A study of foot strike patterns of elite runners during a half marathon (at 15-km point) concluded:

  • The percentage of rearfoot strikers, midfoot strikers, and forefoot strikers was 74.9%, 23.7%, and 1.4% respectively.
  • The percentage of midfoot strikers was higher in the faster runners group.
  • In the top 50 runners group, the percentage was – 62% rearfoot strikers, 36% midfoot-strikers, and 2% forefoot strikers.

Another study of elite marathon runners at the 2017 IAAF World Championships categorized runners in two groups – rearfoot strikers and non-rearfoot strikers. The latter group included both midfoot strikers and forefoot strikers. The study concluded:

  • The most common foot strike pattern was the rearfoot strike.
  • As most athletes were rearfoot strikers (including the top 4 finishing men), it seems that there is no clear advantage of forefoot strike or midfoot strike in marathon running.
  • Some runners switched to rearfoot strike from either midfoot or forefoot strike as the distance increased.
  • The study further added that it is normal for elite marathoners to choose any type of foot strike; however, the forefoot strike was rare.

Should You Change Your Foot Strike?

A paper published in Journal of Sport and Health Science reviewed several studies. The authors wanted to find out if there were any benefits of changing from heel strike to forefoot or midfoot strike. They concluded:

  • There are no obvious benefits to such a change for the majority of runners.
  • Changing foot strike may result in a secondary injury because of the stress on some tissues that are not used to the new load.
  • Changing one’s footstrike to a midfoot or forefoot strike may be beneficial to some but it should not be recommended for the majority of runners, particularly recreational runners.
  • There is no solid scientific evidence to suggest that midfoot or forefoot strike improve performance or reduce the risk of running-related injuries.

Things to Consider Before Changing Your Foot Strike

So we know that runners choose foot strikes that they are most comfortable in. But there could be a reason you want to change your foot strike. Maybe you feel uncomfortable with your current one. Or maybe you just want to experiment.

Keep the following in mind when you want to change your foot strike:

  • Your running experience matters. If you are just starting out, you may experiment with different types of foot strikes; and choose the one that feels most comfortable to you. But if you have been running for years, your body has already chosen the appropriate foot strike. And it may not be a good idea for you to change it.
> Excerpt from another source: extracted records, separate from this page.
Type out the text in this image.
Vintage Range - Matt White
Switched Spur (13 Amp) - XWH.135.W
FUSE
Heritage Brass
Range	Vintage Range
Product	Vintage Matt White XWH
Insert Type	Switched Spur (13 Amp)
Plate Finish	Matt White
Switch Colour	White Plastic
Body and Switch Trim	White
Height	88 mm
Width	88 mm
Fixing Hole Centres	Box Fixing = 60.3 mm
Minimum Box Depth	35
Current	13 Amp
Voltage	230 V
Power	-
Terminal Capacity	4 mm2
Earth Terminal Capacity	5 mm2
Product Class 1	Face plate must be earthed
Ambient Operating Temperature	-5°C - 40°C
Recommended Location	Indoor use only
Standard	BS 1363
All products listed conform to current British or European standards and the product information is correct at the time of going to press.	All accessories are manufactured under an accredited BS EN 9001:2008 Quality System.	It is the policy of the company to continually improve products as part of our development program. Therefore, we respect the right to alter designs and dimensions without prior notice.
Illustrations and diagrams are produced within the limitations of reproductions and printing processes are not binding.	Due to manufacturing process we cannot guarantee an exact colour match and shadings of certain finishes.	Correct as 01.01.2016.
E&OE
Things to Help You Avoid Injuries

  • Make sure that you don’t overstride. Your feet should land below your center of mass.
  • A slight forward lean will also help you avoid overstriding.
  • Focus on a higher cadence. Take shorter quicker steps. This will help you reduce excessive up-and-down movement and ground contact time. 180 steps per minute is a good target.
  • Whatever your foot-strike, you should aim to run as effortlessly as possible. Think smooth.
  • Focus on good running mechanics.

Key Points

  • Foot strike patterns can change with the race distance, surface, and runner’s experience.
  • Our body automatically chooses a foot strike that it feels most comfortable in.
  • There is no solid scientific evidence that suggests forefoot or midfoot strikes are better than a heel strike.
  • Changing heel strike works for some runners, but it cannot be recommended for every runner.
  • Changing the foot strike will put stress on some muscles that are not used to it. So if you intend to change your foot strike, do it gradually.